REPUBLIKA.CO.ID, HONG KONG -- Tiktok memutuskan keluar dari pasar Hong Kong. Langkah ini keluar menyusul keputusan sejumlah perusahaan teknologi lainnya seperti Facebook, Google, dan Twitter yang menangguhkan pemrosesan permintaan pemerintah untuk data pengguna di wilayah tersebut.
“Sehubungan dengan peristiwa yang terjadi baru-baru ini, kami memutuskan menghentikan operasi aplikasi Tiktok di Hong Kong,” ujar seorang juru bicara Tiktok pada Senin (6/7) malam.
Keputusan Tiktok datang tepat setelah Pemerintah China menetapkan undang-undang keamanan nasional terbaru untuk kota semi-otonom negara itu, setelah diloloskan oleh parlemen pada pekan lalu. Aturan dalam undang-undang ini disebut membuat perubahan paling radikal terhadap Hong Kong, sejak kota dikembalikan dari pendudukan Inggris pada 23 tahun lalu.
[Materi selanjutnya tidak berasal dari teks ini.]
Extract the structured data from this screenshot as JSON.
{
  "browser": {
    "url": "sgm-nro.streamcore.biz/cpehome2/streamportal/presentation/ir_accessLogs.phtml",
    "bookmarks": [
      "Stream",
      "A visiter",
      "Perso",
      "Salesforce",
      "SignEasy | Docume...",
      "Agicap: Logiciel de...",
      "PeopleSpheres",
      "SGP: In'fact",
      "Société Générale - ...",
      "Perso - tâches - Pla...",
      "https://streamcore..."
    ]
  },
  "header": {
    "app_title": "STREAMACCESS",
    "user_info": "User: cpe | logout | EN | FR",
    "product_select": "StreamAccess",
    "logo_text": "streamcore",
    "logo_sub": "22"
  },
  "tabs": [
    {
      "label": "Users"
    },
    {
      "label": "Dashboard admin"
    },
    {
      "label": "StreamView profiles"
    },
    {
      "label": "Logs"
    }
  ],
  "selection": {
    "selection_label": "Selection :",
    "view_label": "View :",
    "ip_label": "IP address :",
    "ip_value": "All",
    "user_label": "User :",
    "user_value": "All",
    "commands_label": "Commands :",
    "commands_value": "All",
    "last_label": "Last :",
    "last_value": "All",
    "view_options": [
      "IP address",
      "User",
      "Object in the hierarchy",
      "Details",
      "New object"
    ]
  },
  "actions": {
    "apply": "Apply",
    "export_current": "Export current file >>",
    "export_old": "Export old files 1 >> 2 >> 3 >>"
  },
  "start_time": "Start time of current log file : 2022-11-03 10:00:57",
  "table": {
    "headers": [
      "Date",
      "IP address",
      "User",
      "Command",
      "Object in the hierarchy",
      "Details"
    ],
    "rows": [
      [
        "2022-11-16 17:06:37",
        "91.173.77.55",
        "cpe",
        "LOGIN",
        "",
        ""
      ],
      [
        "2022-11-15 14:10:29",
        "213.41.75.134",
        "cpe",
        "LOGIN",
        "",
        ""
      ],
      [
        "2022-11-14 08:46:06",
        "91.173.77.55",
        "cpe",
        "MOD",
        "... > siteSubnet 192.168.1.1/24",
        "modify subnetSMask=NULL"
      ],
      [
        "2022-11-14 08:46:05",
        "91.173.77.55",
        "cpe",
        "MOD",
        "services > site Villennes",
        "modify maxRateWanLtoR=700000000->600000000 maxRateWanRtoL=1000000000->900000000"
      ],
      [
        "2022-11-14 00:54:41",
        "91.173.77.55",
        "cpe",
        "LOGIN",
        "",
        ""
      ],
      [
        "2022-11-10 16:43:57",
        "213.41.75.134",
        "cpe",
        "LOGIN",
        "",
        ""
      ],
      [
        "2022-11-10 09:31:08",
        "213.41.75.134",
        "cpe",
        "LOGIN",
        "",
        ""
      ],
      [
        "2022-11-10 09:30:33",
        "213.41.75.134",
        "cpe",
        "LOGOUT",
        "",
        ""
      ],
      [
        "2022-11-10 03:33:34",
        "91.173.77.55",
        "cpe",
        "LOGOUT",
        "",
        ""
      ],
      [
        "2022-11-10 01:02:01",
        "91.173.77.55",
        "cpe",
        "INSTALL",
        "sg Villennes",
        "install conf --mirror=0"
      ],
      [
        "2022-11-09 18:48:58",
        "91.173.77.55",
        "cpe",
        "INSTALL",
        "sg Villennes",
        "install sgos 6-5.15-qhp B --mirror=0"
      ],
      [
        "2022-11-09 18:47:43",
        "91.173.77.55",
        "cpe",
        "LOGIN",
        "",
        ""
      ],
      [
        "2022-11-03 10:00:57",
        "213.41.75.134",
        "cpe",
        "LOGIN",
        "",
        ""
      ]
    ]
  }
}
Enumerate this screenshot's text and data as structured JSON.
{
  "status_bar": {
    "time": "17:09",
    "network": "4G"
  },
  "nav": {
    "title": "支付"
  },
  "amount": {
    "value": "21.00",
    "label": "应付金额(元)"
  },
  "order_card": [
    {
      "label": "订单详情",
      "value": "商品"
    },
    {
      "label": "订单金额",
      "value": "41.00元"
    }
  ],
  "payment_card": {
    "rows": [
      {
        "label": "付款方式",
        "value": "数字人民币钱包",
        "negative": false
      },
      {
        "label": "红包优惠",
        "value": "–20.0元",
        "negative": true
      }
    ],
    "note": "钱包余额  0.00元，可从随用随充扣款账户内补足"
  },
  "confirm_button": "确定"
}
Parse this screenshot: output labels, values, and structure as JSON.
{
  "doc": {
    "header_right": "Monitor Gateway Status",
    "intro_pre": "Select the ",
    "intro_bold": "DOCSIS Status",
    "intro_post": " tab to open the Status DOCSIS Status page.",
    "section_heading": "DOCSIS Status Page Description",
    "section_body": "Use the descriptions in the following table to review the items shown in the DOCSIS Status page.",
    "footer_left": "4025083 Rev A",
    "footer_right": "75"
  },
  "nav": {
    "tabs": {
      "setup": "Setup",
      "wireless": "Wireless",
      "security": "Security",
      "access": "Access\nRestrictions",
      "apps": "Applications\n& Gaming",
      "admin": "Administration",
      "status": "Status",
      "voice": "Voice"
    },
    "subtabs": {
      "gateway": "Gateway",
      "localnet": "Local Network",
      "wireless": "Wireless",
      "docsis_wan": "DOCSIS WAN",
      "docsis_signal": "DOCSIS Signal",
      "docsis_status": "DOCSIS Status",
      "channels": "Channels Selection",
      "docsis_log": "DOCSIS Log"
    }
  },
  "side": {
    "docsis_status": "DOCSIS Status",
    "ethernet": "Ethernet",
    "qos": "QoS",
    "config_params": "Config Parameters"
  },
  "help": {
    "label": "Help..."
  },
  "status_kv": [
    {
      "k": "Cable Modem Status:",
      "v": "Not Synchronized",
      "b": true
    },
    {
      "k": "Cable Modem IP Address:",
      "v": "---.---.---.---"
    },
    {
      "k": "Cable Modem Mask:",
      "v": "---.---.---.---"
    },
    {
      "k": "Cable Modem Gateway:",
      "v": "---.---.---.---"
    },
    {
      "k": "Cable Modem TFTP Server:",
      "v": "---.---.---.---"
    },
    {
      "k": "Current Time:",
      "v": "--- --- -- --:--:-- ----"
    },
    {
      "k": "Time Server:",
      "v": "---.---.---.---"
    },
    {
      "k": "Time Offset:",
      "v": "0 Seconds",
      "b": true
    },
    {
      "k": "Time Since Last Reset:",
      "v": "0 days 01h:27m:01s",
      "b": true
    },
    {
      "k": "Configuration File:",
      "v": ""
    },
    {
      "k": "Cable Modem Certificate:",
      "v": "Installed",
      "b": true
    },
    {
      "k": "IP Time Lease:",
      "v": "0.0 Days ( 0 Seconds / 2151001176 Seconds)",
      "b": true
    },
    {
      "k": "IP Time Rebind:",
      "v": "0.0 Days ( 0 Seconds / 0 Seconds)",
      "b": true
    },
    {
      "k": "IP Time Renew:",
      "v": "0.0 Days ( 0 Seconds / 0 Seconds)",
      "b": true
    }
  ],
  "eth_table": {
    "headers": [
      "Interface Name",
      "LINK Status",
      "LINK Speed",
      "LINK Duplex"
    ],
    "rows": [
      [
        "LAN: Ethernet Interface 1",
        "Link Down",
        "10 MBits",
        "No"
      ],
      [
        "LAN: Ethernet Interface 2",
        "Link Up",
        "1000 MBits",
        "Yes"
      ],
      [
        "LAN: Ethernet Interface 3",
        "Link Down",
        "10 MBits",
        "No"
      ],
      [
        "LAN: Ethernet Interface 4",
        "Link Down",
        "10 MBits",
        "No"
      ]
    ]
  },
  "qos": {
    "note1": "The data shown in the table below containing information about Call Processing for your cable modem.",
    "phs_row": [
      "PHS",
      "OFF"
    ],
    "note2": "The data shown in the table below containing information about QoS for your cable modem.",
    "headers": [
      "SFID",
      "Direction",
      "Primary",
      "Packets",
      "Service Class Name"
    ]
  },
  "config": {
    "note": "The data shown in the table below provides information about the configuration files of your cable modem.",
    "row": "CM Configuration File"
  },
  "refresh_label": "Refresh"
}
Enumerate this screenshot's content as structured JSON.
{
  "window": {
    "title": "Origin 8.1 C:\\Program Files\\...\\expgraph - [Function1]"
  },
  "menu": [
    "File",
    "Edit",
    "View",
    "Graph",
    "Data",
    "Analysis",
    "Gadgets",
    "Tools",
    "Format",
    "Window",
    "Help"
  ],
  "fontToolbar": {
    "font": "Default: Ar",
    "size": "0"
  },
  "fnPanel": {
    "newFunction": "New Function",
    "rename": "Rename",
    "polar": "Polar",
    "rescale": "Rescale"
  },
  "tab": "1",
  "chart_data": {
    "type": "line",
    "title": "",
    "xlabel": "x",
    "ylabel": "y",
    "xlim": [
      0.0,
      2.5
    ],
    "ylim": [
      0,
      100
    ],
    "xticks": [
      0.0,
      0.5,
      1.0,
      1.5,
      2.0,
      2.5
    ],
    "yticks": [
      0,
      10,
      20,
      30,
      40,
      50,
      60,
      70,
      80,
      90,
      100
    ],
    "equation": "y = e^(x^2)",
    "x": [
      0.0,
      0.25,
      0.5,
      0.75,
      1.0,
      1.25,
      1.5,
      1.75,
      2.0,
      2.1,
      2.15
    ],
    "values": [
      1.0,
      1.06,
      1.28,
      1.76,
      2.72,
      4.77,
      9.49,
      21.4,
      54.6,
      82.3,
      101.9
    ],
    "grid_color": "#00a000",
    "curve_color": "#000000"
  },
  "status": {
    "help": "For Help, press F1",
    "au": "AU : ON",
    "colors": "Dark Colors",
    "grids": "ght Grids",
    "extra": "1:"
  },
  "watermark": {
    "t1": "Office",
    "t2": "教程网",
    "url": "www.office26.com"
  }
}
Meski keputusan Tiktok dapat dipandang sebagai bentuk dukungan kepada demokrasi Hong Kong, aplikasi itu juga sering mendapat kecaman karena sensor yang dibuat kepada para pengguna. Banyak orang menuduh langkah-langkah yang dilakukan platform video pendek itu seringkali selaras dengan prioritas Pemerintah China.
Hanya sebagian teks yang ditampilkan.